I'd love to talk more with you about Bitcoin and overcoming the negatives. I recently jumped in head first when I discobeed that btc had some established tech that I could use for hypercapital.info. Send me a message if you'd like to talk more.

Regarding 51% attacks, proof of work algorithm and alternatives: https://download.wpsoftware.net/bitcoin/new-pos.pdf

This is a good technical article that describes the mining/consensus algorithm of bitcoin, (but maybe not very readable to non-technical people). It also discusses the main current alternative, proof of stake, and shows that an issue with proof of stake which is not present in proof of work is that anyone who is new to the network or goes offline and then is reconnected is required to trust some entity / community / etc, that the blockchain they are using is the 'correct' one, and not one which was reforged over a period of time using old private keys purchased from former holders, etc.

"This is not a distributed consensus! It is a different sort of consensus, which may be formed amongst always-online peers in a decentralized way, but depends on trust for new users and temporarily offline ones. It is correspondingly vulnurable to legal pressure, attacks on “trusted” entities, and network".

On the other hand, Bitcoin's proof of work algorithm is expensive and energy consuming, while Proof of stake is low cost.

Depending upon the purpose you are using the blockchain for, this is a tradeoff that might be acceptable. If the goal of the blockchain is to be the ultimate store of ALL value, then I think Bitcoin's Proof of Work algorithm is probably required. If the goal is to utilize blockchain technology for various other applications, where you might not need to pay for absolute security and merely being 'very difficult' to attack might be sufficient, the lower cost alternative might be superior, imo. There is more of an element of human consensus and trust in PoS than in PoW, for example, you might have to trust a developer team, the reputation of a company, or the collective community of users.
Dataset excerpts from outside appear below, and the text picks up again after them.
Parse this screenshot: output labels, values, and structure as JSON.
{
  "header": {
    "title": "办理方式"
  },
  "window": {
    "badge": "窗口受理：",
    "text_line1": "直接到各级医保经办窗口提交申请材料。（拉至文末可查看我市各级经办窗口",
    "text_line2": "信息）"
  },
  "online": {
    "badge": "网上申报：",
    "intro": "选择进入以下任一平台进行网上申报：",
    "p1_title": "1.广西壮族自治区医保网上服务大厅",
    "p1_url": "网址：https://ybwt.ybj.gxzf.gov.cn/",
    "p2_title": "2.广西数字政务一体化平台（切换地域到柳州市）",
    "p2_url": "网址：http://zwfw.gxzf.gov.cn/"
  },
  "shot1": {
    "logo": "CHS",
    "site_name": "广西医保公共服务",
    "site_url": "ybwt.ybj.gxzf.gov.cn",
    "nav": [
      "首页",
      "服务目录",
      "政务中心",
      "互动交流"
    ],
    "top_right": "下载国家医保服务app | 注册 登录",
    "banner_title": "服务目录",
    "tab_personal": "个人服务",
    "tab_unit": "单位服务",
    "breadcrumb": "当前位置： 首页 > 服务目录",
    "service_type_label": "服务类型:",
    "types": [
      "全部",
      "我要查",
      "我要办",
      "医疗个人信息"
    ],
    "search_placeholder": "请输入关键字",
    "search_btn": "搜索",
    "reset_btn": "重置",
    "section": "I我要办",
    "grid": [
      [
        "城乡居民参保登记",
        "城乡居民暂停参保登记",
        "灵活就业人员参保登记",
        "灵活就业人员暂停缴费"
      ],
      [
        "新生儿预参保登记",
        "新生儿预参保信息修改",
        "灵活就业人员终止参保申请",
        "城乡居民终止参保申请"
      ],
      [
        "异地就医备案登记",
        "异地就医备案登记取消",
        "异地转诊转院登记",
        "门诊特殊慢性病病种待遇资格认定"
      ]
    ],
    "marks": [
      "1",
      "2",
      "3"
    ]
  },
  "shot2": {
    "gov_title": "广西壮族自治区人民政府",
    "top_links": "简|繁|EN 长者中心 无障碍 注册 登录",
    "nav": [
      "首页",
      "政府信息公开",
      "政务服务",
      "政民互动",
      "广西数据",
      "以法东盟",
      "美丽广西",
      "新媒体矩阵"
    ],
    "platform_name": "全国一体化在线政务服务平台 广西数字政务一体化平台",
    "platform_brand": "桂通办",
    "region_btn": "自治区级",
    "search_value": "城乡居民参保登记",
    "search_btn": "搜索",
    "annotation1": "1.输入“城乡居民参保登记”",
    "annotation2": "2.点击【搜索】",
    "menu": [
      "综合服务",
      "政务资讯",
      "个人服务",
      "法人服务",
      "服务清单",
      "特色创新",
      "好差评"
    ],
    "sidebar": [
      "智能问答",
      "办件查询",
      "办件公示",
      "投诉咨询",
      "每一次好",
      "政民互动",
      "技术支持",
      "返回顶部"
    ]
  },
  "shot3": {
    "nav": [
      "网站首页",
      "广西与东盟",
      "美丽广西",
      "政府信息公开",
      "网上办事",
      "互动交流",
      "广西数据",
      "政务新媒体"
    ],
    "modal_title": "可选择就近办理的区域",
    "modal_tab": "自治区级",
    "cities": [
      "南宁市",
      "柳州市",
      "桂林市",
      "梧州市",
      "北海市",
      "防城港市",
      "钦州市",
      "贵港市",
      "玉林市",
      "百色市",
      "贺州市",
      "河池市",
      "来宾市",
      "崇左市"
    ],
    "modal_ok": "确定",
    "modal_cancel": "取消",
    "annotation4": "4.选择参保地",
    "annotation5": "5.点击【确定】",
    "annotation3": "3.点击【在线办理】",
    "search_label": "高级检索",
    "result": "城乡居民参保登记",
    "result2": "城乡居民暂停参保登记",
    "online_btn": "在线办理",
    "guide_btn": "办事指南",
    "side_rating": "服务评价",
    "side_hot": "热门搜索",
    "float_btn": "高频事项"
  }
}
However, large mining pools also are a threat to decentralization, as you noted. If a few or even a couple mining pools control enough hash power to launch an attack, then you have to trust the mining pool operators in PoW just like you have to trust a developer / community / company / whatever who you are downloading a blockchain snapshot from in PoS.

I don't think there are yet any definitive answers on these issues yet, which is why I favor diversifying among different experiments. Of course, many others believe they have the answer, so they either only want Bitcoin, or only want . If the Bitcoin maximalists are correct, they save themselves the ~10% cost of diversifying among the different experiments right now. I'll pay the uncertainty tax and diversify in order to not be wrong.

[-][anonymous]8y -2

I think mining is not a low-hanging fruit anymore, the return on investment dropping as some people made some really big rigs? Not sure, just rumours.

My general opinion is that taxation, the mandatory accounting for taxation, and business regulations are really a problem for small scale-transactions with real money, compare how easy it is to invite non-paying guests over for a dinner in your a garden vs. every day with actually paying guests i.e. opening basically a tavern that has one meal and two drinks, suddenly you would have to comply to many regulations and taxes.

The common solution for that is barter, perhaps barter is theoretically taxable too but in practice the pausible deniability is very high, you can claim you just helped John paint his apartment because you are friends and he is just teaching you guitar because you are friends.

BitCoin can theoretically make this barter easier, in theory, very literally speaking it is tax cheating, but I prefer to call it easier barter or favor exchange.

However I am not 100% sure it is so in practice. Take the idea of giving guitar lessons. You don't want to register a business, you don't want to keep accounts, and don't want to pay taxes, maybe an income tax yes but generally not want to do all the stuff a one person business would have to do, write invoices with VAT and all that (I am thinking in an Euro framework). Is advertising guitar lessons for cash under the table is so much more dangerous than advertising it for BitCoins? Does this even make sense?